Certes, le FN a toujours eu comme centre de gravité le milieu des petits commerçants et petits patrons réactionnaires plus ou moins nostalgiques de l’Algérie française, viscéralement anticommunistes et antiouvriers avant même d’être profondément racistes. Mais, depuis des années, la stratégie de sa direction a consisté à développer une démagogie en direction de l’électorat populaire, en particulier celui des déçus de la gauche. Du coup, les postulats fondamentaux de l’extrême droite se sont fait moins entendre. Le FN ne parlait plus de l’abolition du smic, de la retraite à 67 ans, de la fin de l’impôt sur le revenu, qui avaient été la base du programme électoral de Le Pen père. Sa fille préférait parler de la sortie de l’euro, cherchant ainsi à accréditer son hostilité à la finance et aux banques. Mais un tel discours inquiète l’électorat de droite et surtout le grand patronat, qui tient pour ses affaires à l’appartenance à la zone euro.
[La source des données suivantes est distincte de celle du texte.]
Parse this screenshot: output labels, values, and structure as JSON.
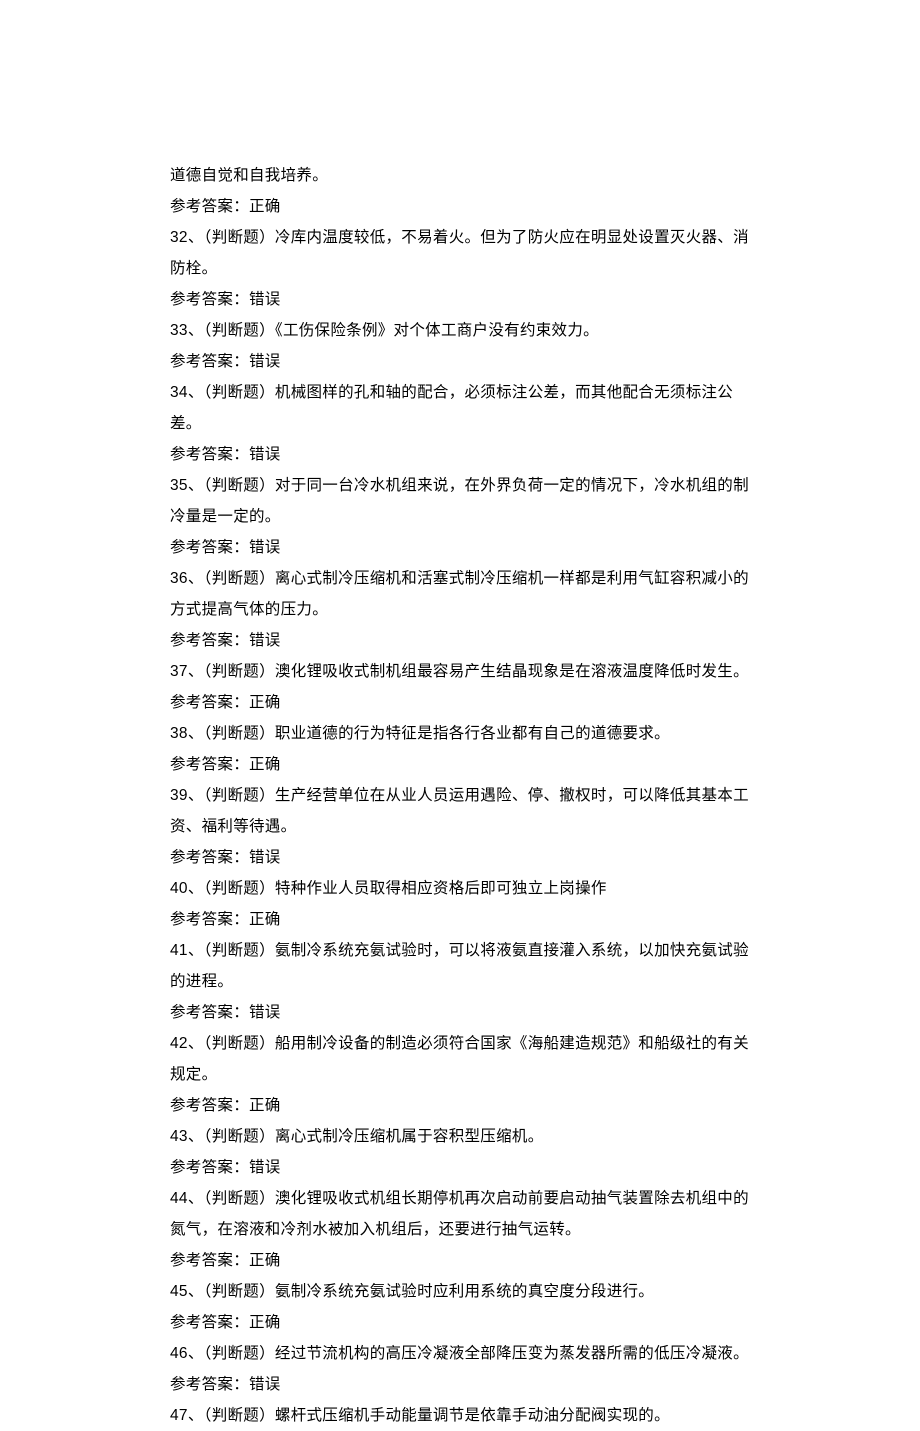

C’est pourquoi, à l’issue d’un séminaire où différents courants se sont confrontés, le parti d’extrême droite a décidé d’infléchir sa propagande électorale. S’il affirme toujours sa volonté de sortir de l’euro, c’est en essayant d’en atténuer la forme. Il préfère parler de souveraineté monétaire plutôt que de sortie de l’euro, de négociation avec les institutions européennes plutôt que de référendum populaire sur cette question. Et, surtout, il a décidé de mettre en avant des mesures qui caressent le petit patronat dans le sens du poil : baisse des impôts sur les sociétés, soutien aux TPE-PME, etc.
Ainsi, le FN change de discours, ou plutôt de fond musical. Pensant que l’électorat populaire qui a voté pour lui, notamment aux régionales, lui est désormais acquis, il veut donner des gages de respectabilité, comme il se doit pour un parti qui se veut de gouvernement. Certes, les grands capitalistes qui orientent la politique des gouvernements savent pertinemment qu’une fois au pouvoir les partis leur obéiront, indépendamment des programmes défendus précédemment. Mais ils tiennent tout de même à ce que les politiciens susceptibles de les servir ne se laissent pas aller dans leurs discours à une démagogie trop éloignée de leurs intérêts, sur laquelle il leur serait plus difficile de revenir ensuite.
Alors, le FN s’y emploie aujourd’hui, afin d’être en état de servir les intérêts du grand patronat demain.